Interactive prediction and decision-making for autonomous vehicles: online active learning with traffic entropy minimization

Abstract

Interacting with the surrounding road users is crucial for autonomous vehicles (AV). However, the inherent multimodality and uncertainties associated with traffic participants (TP) pose challenges in AVs' prediction and decision-making (PnD). A primary challenge is adapting predictors trained on static offline datasets to the dynamic, diverse data streams encountered in reality. Secondly, utilizing one single forecast trajectory with the highest probability for decision-making contains potential risks as it neglects that even a small probability represents a subset of TP behaviors. Based on the existing prediction backbone, we propose an online learning approach incorporating pseudo-labels inferred from partial feedback as compensation for conventional methodologies, considering both the commonsense and personalization facets of driving.

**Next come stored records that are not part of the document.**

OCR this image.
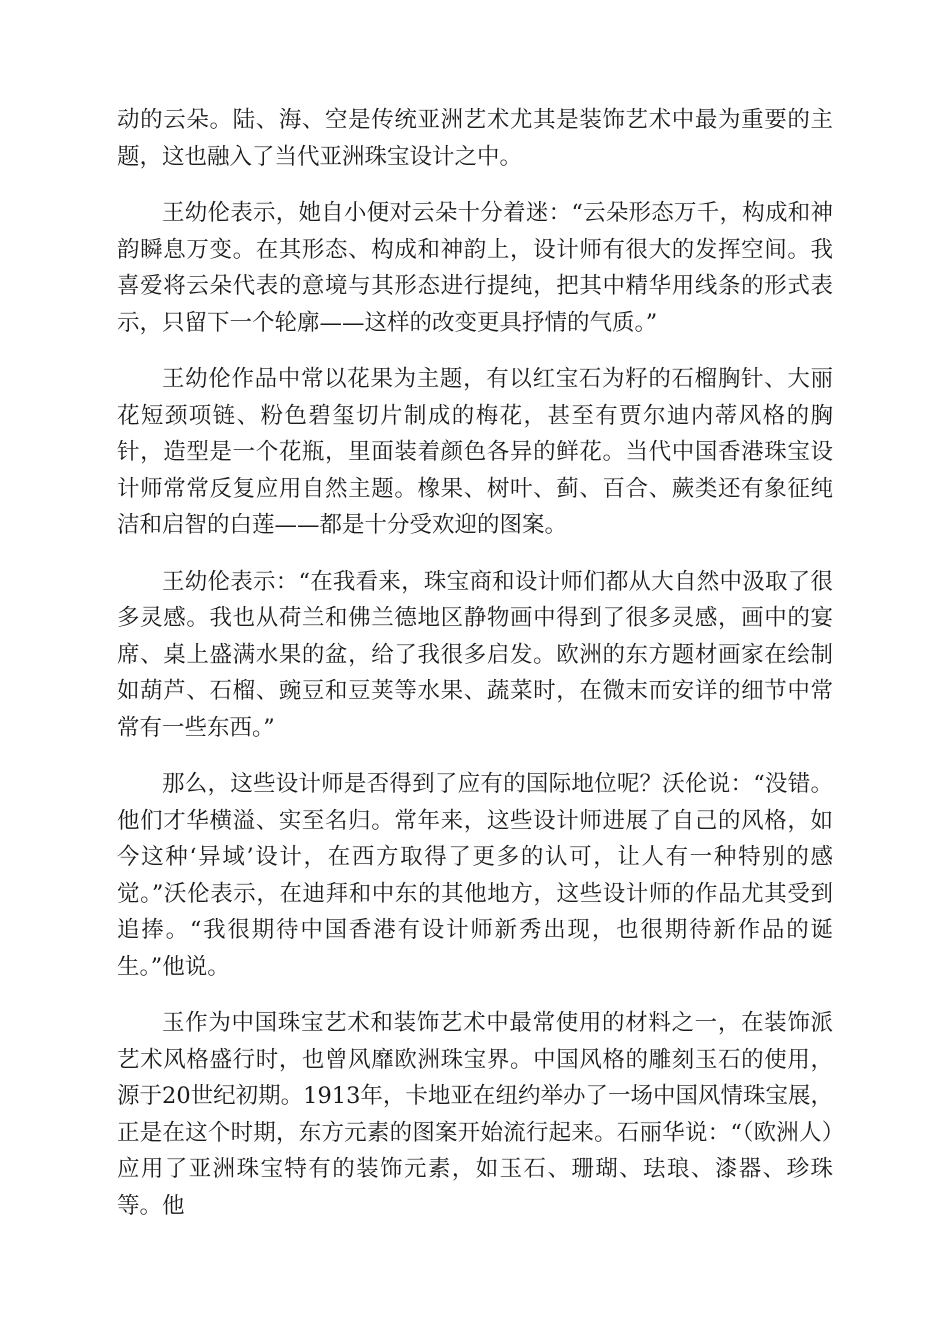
动的云朵。陆、海、空是传统亚洲艺术尤其是装饰艺术中最为重要的主题，这也融入了当代亚洲珠宝设计之中。

王幼伦表示，她自小便对云朵十分着迷：“云朵形态万千，构成和神韵瞬息万变。在其形态、构成和神韵上，设计师有很大的发挥空间。我喜爱将云朵代表的意境与其形态进行提纯，把其中精华用线条的形式表示，只留下一个轮廓——这样的改变更具抒情的气质。”

王幼伦作品中常以花果为主题，有以红宝石为籽的石榴胸针、大丽花短颈项链、粉色碧玺切片制成的梅花，甚至有贾尔迪内蒂风格的胸针，造型是一个花瓶，里面装着颜色各异的鲜花。当代中国香港珠宝设计师常常反复应用自然主题。橡果、树叶、蓟、百合、蕨类还有象征纯洁和启智的白莲——都是十分受欢迎的图案。

王幼伦表示：“在我看来，珠宝商和设计师们都从大自然中汲取了很多灵感。我也从荷兰和佛兰德地区静物画中得到了很多灵感，画中的宴席、桌上盛满水果的盆，给了我很多启发。欧洲的东方题材画家在绘制如葫芦、石榴、豌豆和豆荚等水果、蔬菜时，在微末而安详的细节中常常有一些东西。”

那么，这些设计师是否得到了应有的国际地位呢？沃伦说：“没错。他们才华横溢、实至名归。常年来，这些设计师进展了自己的风格，如今这种‘异域’设计，在西方取得了更多的认可，让人有一种特别的感觉。”沃伦表示，在迪拜和中东的其他地方，这些设计师的作品尤其受到追捧。“我很期待中国香港有设计师新秀出现，也很期待新作品的诞生。”他说。

玉作为中国珠宝艺术和装饰艺术中最常使用的材料之一，在装饰派艺术风格盛行时，也曾风靡欧洲珠宝界。中国风格的雕刻玉石的使用，源于20世纪初期。1913年，卡地亚在纽约举办了一场中国风情珠宝展，正是在这个时期，东方元素的图案开始流行起来。石丽华说：“（欧洲人）应用了亚洲珠宝特有的装饰元素，如玉石、珊瑚、珐琅、漆器、珍珠等。他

Drawing inspiration from the second law of thermodynamics, we propose to minimize microscopic traffic entropy as an additional objective in decision-making. This objective aims to reduce the chaos of traffic scenes, thus achieving more predictable future interactions and, conversely, making future decisions easier. Through real-time human-in-the-loop experiments, we quantifiably and comparably reveal that adopting one single trajectory without online learning in PnD is risky. However, this reliability is verified to be significantly improved by our proposed techniques, and the efficacy is further analyzed in a subsequent qualitative study. A static experiment transferring the prediction algorithm trained exclusively on Argoverse 2 to datasets including NGSIM, HighD, RounD, and NuScenes is also conducted, demonstrating that the proposed correction can effectively mitigate the gap between the datasets and real-world scenarios.